An under-construction urban railway in Hanoi has captured the attention of passers-by with its wavelike railroads, the latest in a grim series of scandals to hit the Chinese-funded project, but an official has cited ‘scientific reasons’ to defend the bizarre design.
The wavy parts of the US$868.04 million Cat Linh – Ha Dong urban railway, funded by China's official development assistance and constructed by a Chinese firm, can easily be seen with the naked eye, raising safety concerns among local experts and members of the public.
But Le Van Duong, deputy director of the project management unit, said the wavelike rails are deliberately designed to “optimize the operation of the trains in terms of efficacy and energy consumption.”
“The principle is the railroad will be higher at the section where the trains enter the terminal, and lower when they leave,” Duong told reporters in Hanoi on Thursday.
“Trains have to slow down when entering the terminal, so the railroad must be sloped to reduce over-braking and energy consumption.
“On the other hand, when the trains start their journey, the downslope railroads will enable them to accelerate without consuming much energy.”
The answer is not convincing enough to those doubting the safety of the construction, who say such a wavy design cannot be found in any urban railway projects developed by Japan, Germany or the U.S.
The Cat Linh – Ha Dong urban railway project broke ground in October 2011, at an initial investment estimate of $552 million, $419 million of which comes from China's official development assistance (ODA).
The transport ministry is considering increasing the total investment in the project to $868.04 million due to cost overruns during the course of construction.
The Vietnam Railway Authority, under the transport ministry, is the project developer, whereas the China Railway Sixth Group, a subsidiary of construction conglomerate China Railway Group, is the EPC (engineering, procurement, and construction) contractor.
Under an EPC contract, the contractor designs the installation, procures the necessary materials, and builds the project.
The Chinese side has thus decided to purchase 13 Chinese-made trains for the project, which also raised objections among local experts.
Minister of Transport Dinh La Thang later called for public sympathy as it is an unavoidable circumstance because the EPC contractor has the decisive say in procurement.
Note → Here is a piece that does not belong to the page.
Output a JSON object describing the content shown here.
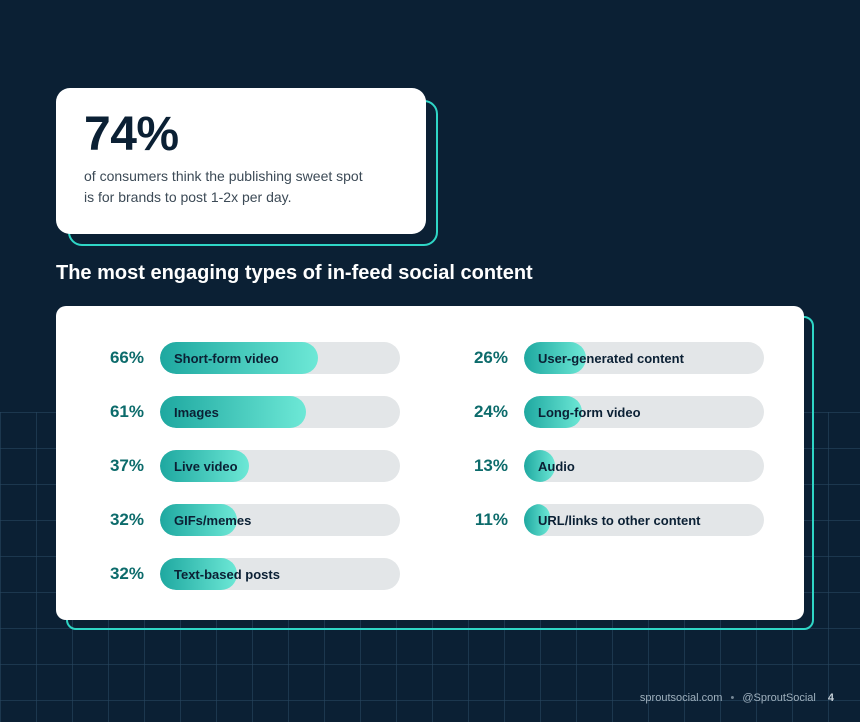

“Even when the contractor has weak ability, we cannot have a new one due to the terms of the ODA agreement,” Minister Thang told reporters earlier this month.
A mock-up train is slated to be displayed for public comment later this year, whereas the delivery of all 13 trains is scheduled for the first quarter of next year.
The scandal-rigged Cat Linh – Ha Dong project has made headlines several times since groundbreaking.
Construction had been scheduled for completion in November 2013, and later delayed to December 2015. But it might not be finished until the end of the first quarter of next year, according to current construction progress.
In mid-November 2014, construction was suspended for several weeks after one passer-by was killed and two others were injured by falling reels of steel from a construction site of the project.
When construction resumed in December that year, a 10-meter-long scaffold at a project construction site collapsed and nearly killed four people in a taxi running in the area at the time of the accident.
In late January, Nguyen Huu Thang, head of the Vietnam Railway Authority, the project developer, was found dead for an unknown reason in his office in Hanoi.